If you want to make your creations come to life, then Scratch is the website for you. You can make hundreds of different characters, and make them walk, talk and move in any kind of way. You don’t have to make characters, you can also make Movies,animated pictures,games, and puzzles! Scratch is an around-the-globe website, so anybody can play it! The cool thing about it is, if you like your creation, you can publish it online so the whole world can see it. You have to download this site, but its free, so there’s really nothing to it. It only takes a few seconds to download this site, so don’t plan anything ahead of time. I highly recommend Scratch, it is a fun, educational website. I am excited to hear about your creations, and if you can, post your creations on this blog, so I can see what you have created! Scratch is a fun website, and I hope you can get it.

Coder Dojos of Albemarle County Public Schools

summer Coder Dojo

This summer, Albemarle learners, ages 7 – 18, participated in our four-day Coder Dojo Academy where they learned basic to advanced programming skills.  The Coder Dojo movement began in Ireland and rapidly spread around the world.

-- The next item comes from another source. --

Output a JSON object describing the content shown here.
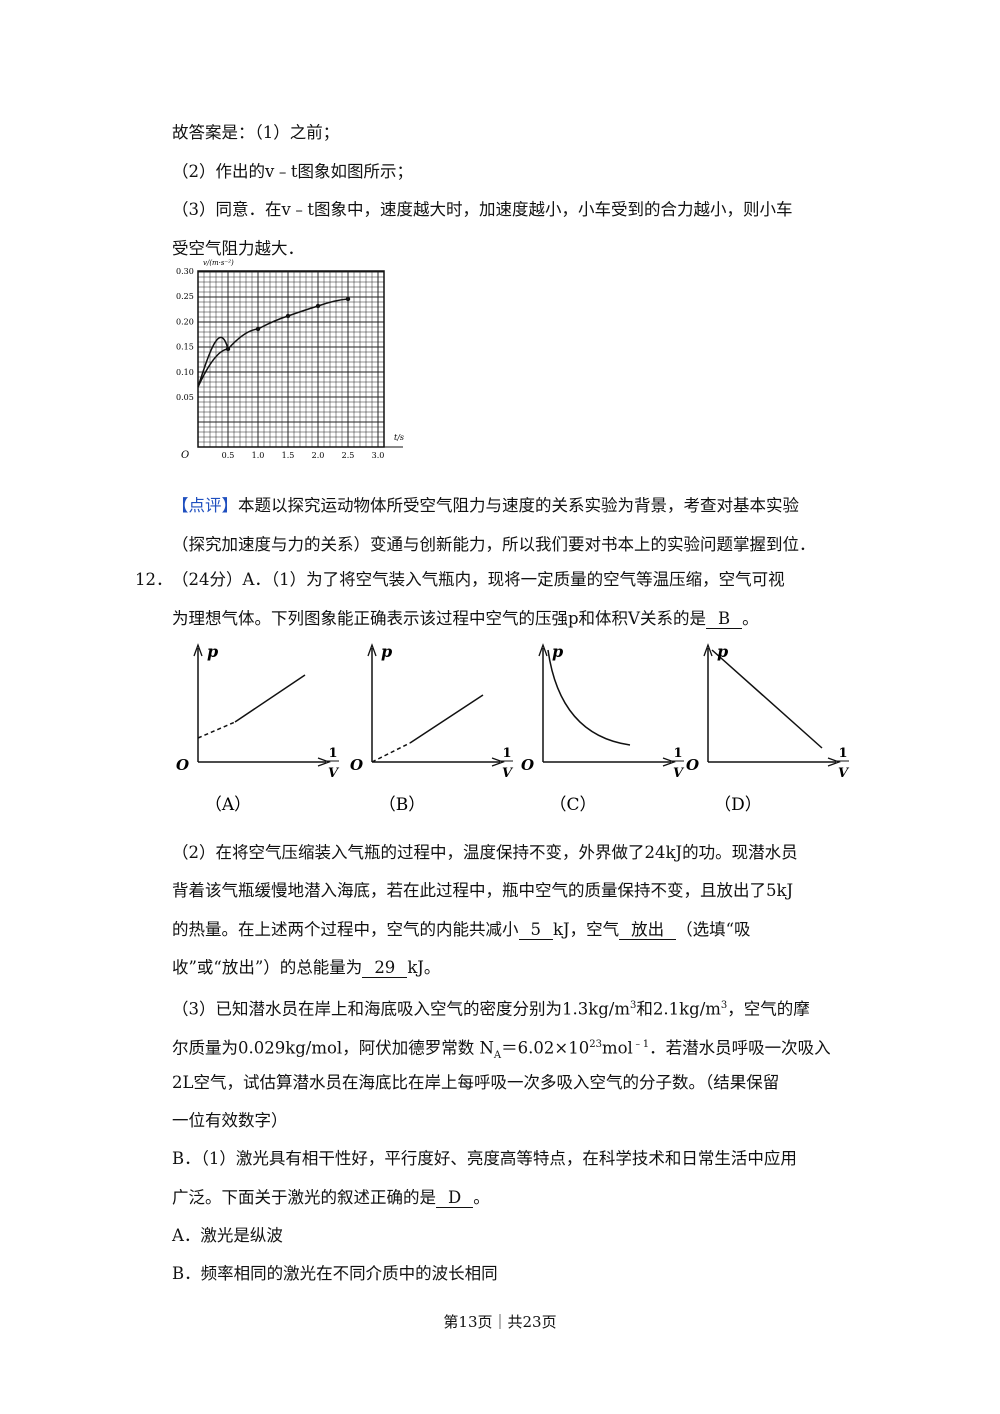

Albemarle County Public Schools is one of the first divisions in the United States to sponsor Coder Dojos for our young people.

We were surprised at the significant interest this summer from our families because we rolled the invite out towards the end of the summer and knew many children were already in activities or on vacation. We hoped to attract interest from 40-50 kids, but ended up with 900 on a waiting list, and expanded up our AHS program and served 200. The kids were amazing, coming in with little to no programming knowledge to knowing more than some of our teacher-facilitators. The Dojo is designed so that kids learn from the teachers as they have questions and often from each other in this multi-age setting. I watched elementary children teaching middle schoolers how to make Scratch games and high schoolers taking the time to help younger children with HTML so they could design, create, and publish web pages.

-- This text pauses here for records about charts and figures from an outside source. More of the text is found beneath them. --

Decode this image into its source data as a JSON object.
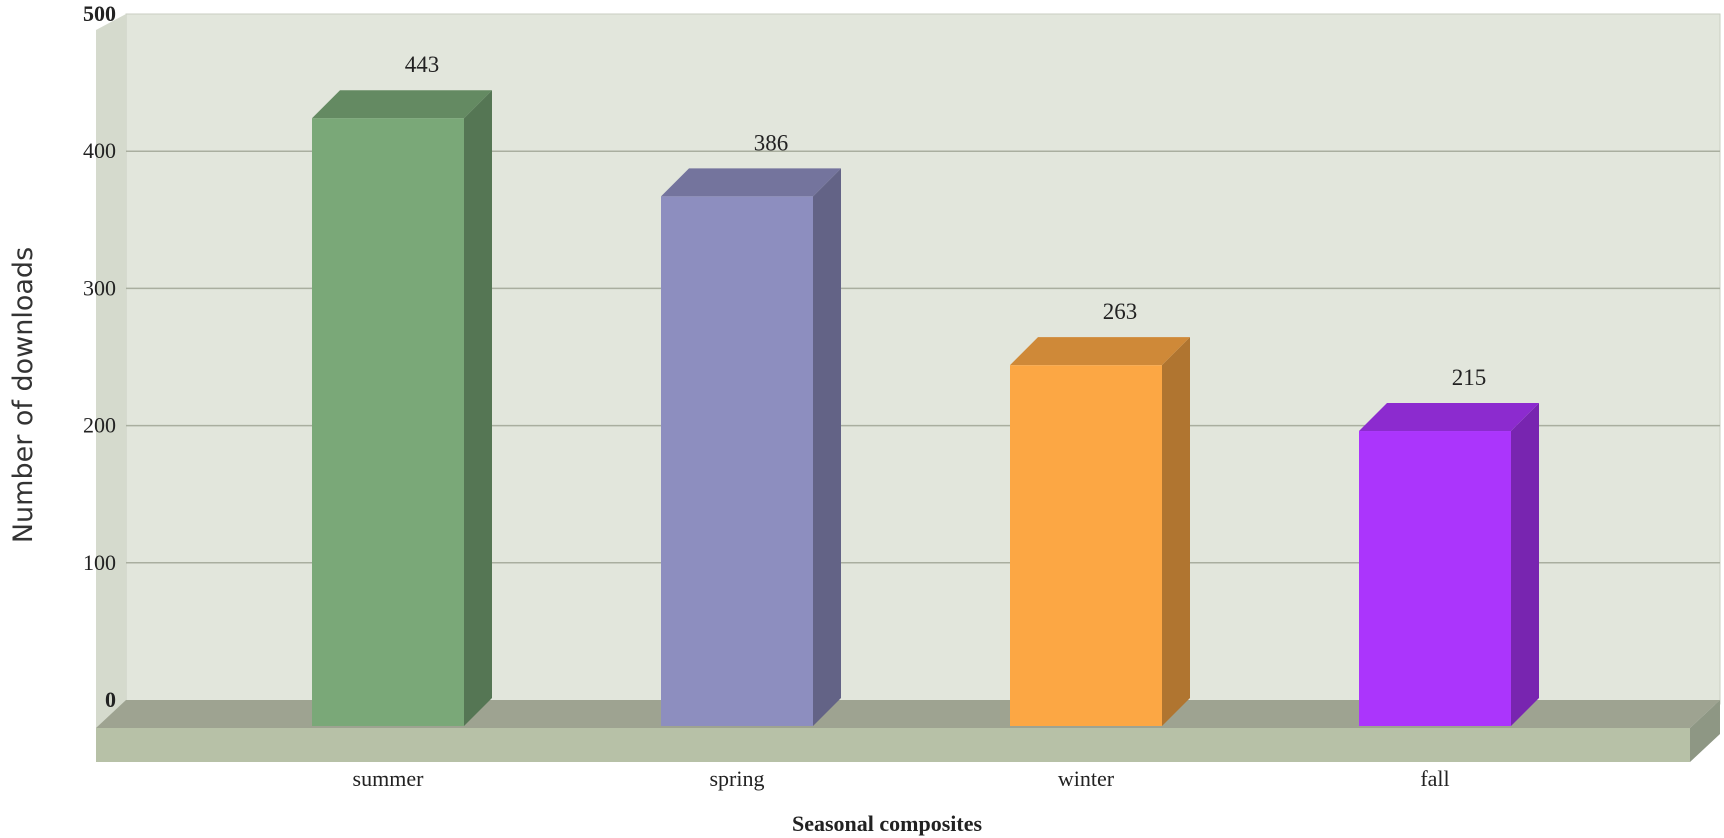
{
  "chart_data": {
    "type": "bar",
    "style": "3d",
    "title": "",
    "xlabel": "Seasonal composites",
    "ylabel": "Number of downloads",
    "ylim": [
      0,
      500
    ],
    "yticks": [
      "0",
      "100",
      "200",
      "300",
      "400",
      "500"
    ],
    "categories": [
      "summer",
      "spring",
      "winter",
      "fall"
    ],
    "values": [
      443,
      386,
      263,
      215
    ],
    "value_labels": [
      "443",
      "386",
      "263",
      "215"
    ],
    "grid": true,
    "legend": "none",
    "colors": {
      "plot_background": "#e2e6dc",
      "floor": "#b7c1a7",
      "summer": "#7aa878",
      "spring": "#8d8ebf",
      "winter": "#fca744",
      "fall": "#ab35fc"
    }
  }
}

The purpose of the Coder Dojo movement is to provide young people with opportunities to experience computer programming as fun and something they can learn to do. Kids at the camp used a variety of languages to build more and less sophisticated projects. One parent of a high schooler said to me recently, “his participation in the Coder Dojo changed his life. He’s really interested in continuing to pursue computer programming now that he’s back in school and he spends time teaching himself what he needs to do.”  Some elementary children felt the same way, too.

Melissa Techman, librarian at Broadus Elementary, sent me the link to the blog post written by Eileen, which I’ve guest-posted with her parents’ and her permission. Thank you, Eileen, for helping me share how Scratch which was developed at the Massachusetts Institute of Technology (MIT) can turn kids who like to play computer games into kids who make computer games!